Although the Israeli success was spectacular, the objective of destroying Egypt’s war-making potential and freeing the east bank of Egyptian forces had not been achieved when the cease-fire went into effect yesterday at 7:12 p.m. (local time), about 20 minutes beyond the deadline set by the joint U.S. Soviet resolution adopted by the Security Council early yesterday morning.

KEY AREAS HELD BY ISRAELIS

Israel said that just prior to the cease fire, its forces had reached the west bank of the Suez Canal south of the Bitter Lakes and seized control of three Egyptian airfields. Israeli forces were also said to be in firm control of three key communications lines linking Suez with Cairo-two roads and a railroad. To the north, Israel said its forces were in full control of the Ismailia “green belt,” a region of orange and date groves, farms and oases along the banks of the canal, and held the main Ismailia-Cairo road.

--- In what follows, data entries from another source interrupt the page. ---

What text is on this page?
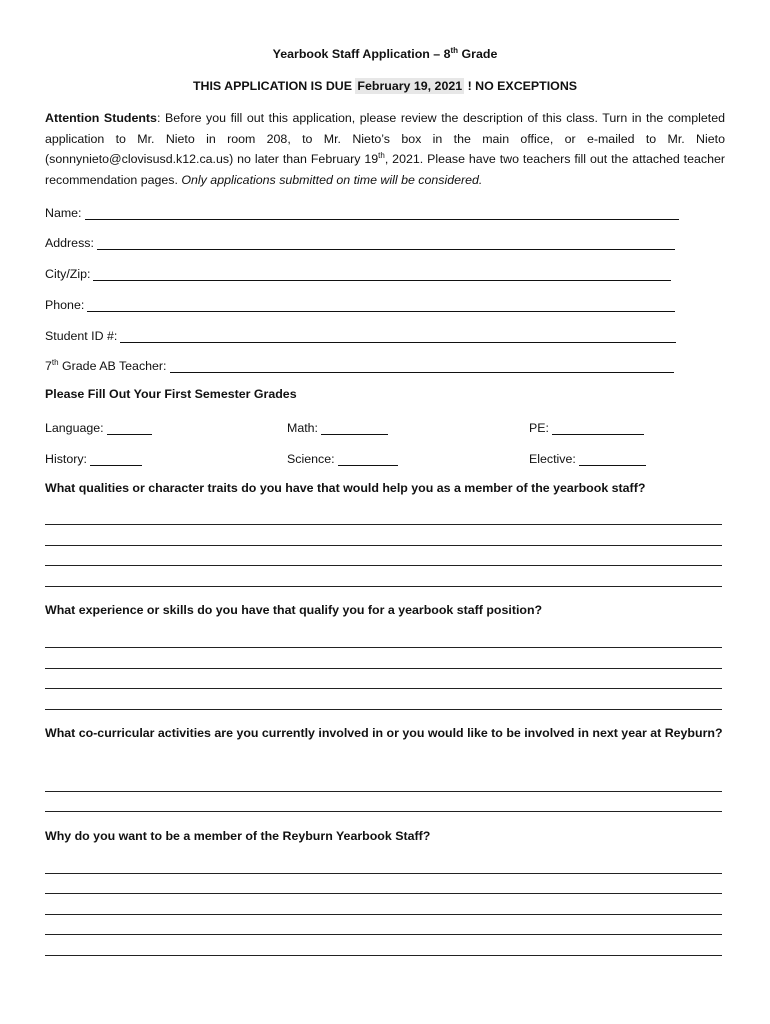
Yearbook Staff Application – 8th Grade
THIS APPLICATION IS DUE February 19, 2021 ! NO EXCEPTIONS
Attention Students: Before you fill out this application, please review the description of this class. Turn in the completed application to Mr. Nieto in room 208, to Mr. Nieto’s box in the main office, or e-mailed to Mr. Nieto (sonnynieto@clovisusd.k12.ca.us) no later than February 19th, 2021. Please have two teachers fill out the attached teacher recommendation pages. Only applications submitted on time will be considered.
Name:
Address:
City/Zip:
Phone:
Student ID #:
7th Grade AB Teacher:
Please Fill Out Your First Semester Grades
Language:	Math:	PE:
History:	Science:	Elective:
What qualities or character traits do you have that would help you as a member of the yearbook staff?
What experience or skills do you have that qualify you for a yearbook staff position?
What co-curricular activities are you currently involved in or you would like to be involved in next year at Reyburn?
Why do you want to be a member of the Reyburn Yearbook Staff?
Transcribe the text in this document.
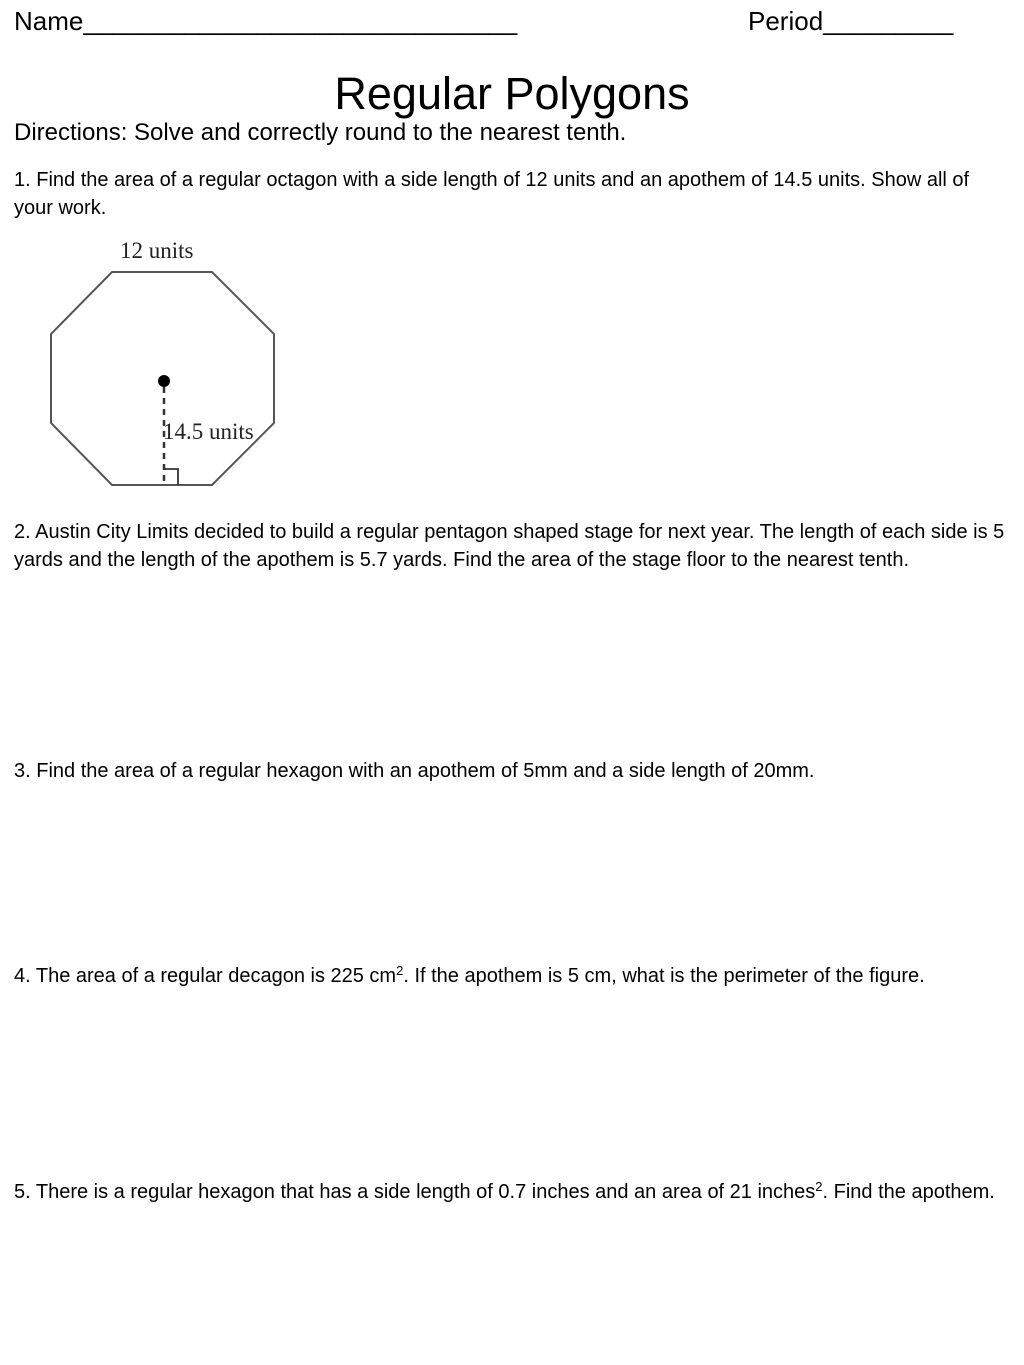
Name______________________________	Period_________
Regular Polygons
Directions: Solve and correctly round to the nearest tenth.
1. Find the area of a regular octagon with a side length of 12 units and an apothem of 14.5 units. Show all of your work.
12 units
14.5 units
2. Austin City Limits decided to build a regular pentagon shaped stage for next year. The length of each side is 5 yards and the length of the apothem is 5.7 yards. Find the area of the stage floor to the nearest tenth.
3. Find the area of a regular hexagon with an apothem of 5mm and a side length of 20mm.
4. The area of a regular decagon is 225 $cm^2$. If the apothem is 5 cm, what is the perimeter of the figure.
5. There is a regular hexagon that has a side length of 0.7 inches and an area of 21 inches$^2$. Find the apothem.
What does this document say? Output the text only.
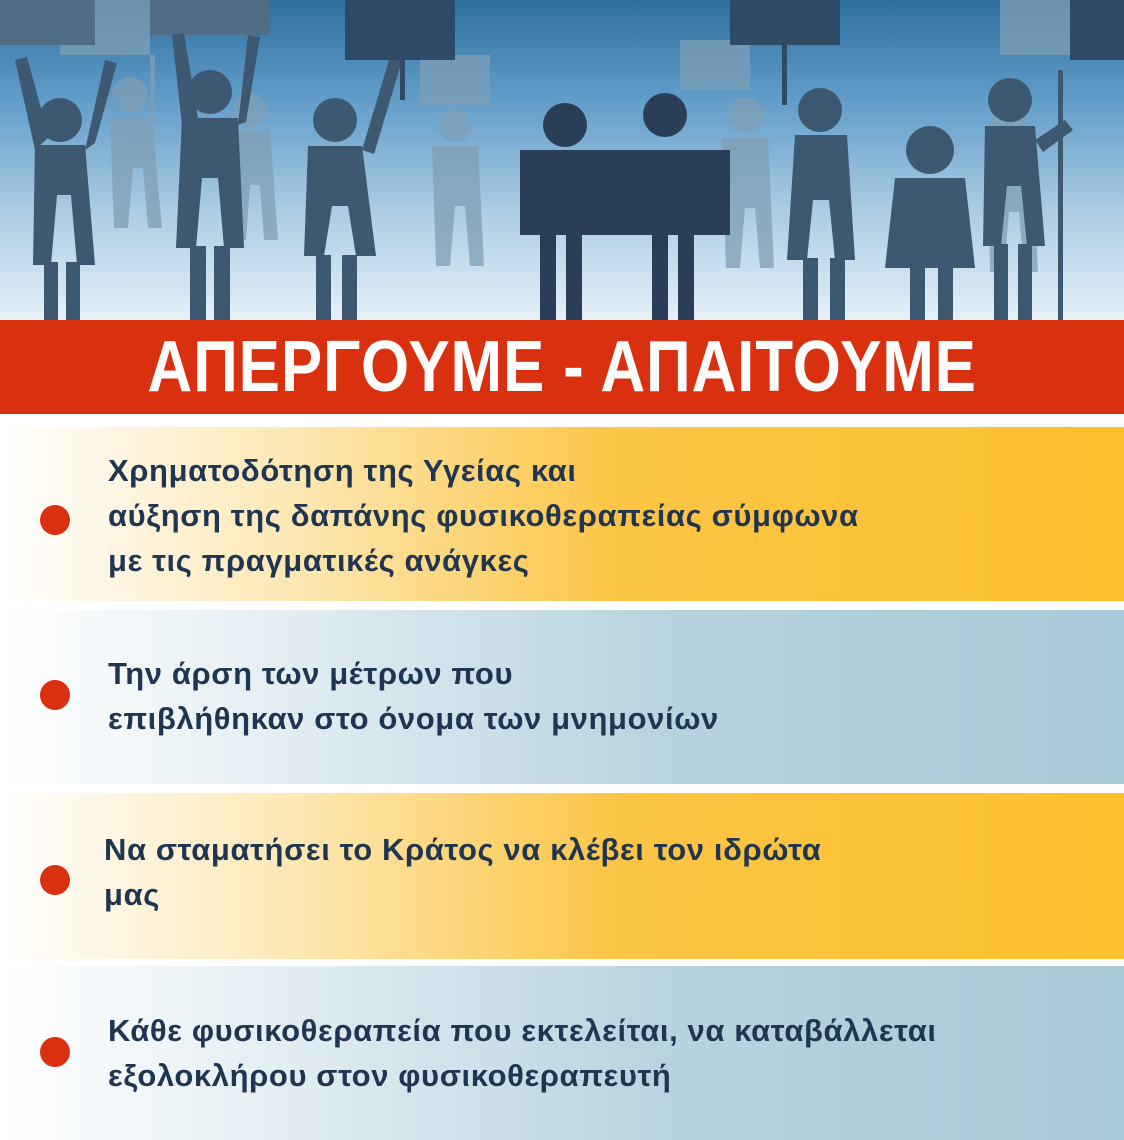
ΑΠΕΡΓΟΥΜΕ - ΑΠΑΙΤΟΥΜΕ
Χρηματοδότηση της Υγείας και
αύξηση της δαπάνης φυσικοθεραπείας σύμφωνα
με τις πραγματικές ανάγκες
Την άρση των μέτρων που
επιβλήθηκαν στο όνομα των μνημονίων
Να σταματήσει το Κράτος να κλέβει τον ιδρώτα
μας
Κάθε φυσικοθεραπεία που εκτελείται, να καταβάλλεται
εξολοκλήρου στον φυσικοθεραπευτή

According to reports from Jerusalem last night, Israel, while accepting the cease-fire, had hoped to have several more days to achieve all of its military objectives against Egypt. Israelis did not share the reported Soviet assessment that Egyptian forces could go on fighting indefinitely as long as the flow of Russian supplies continued.

ETHIOPIA BREAKS WITH ISRAEL

Another factor that prompted Israel to accept the cease-fire was reportedly its growing political isolation, It was reported this morning that Emperor Haile Selassie of Ethiopia. hitherto considered a firm friend of Israel, severed diplomatic relations with Jerusalem, the 17th African state to do so in the past year. Selassie said that diplomatic relations between his country and Israel would remain severed until Israel withdrew from the territories it occupied in the Six-Day War. Only last week Selassie sent a message to the Israel government and people expressing his “sincere feelings and hopes for an end to the human suffering and for an agreed solution to the Mideast problem.” Israel was cheered by that message.

Moreover, Israel apparently is not commanding the almost universal sympathy in Western Europe that it enjoyed in the 1967 Six-Day War Britain and France are maintaining their arms embargoes and even the friendly Belgian government has refused to declare sympathy with Israel.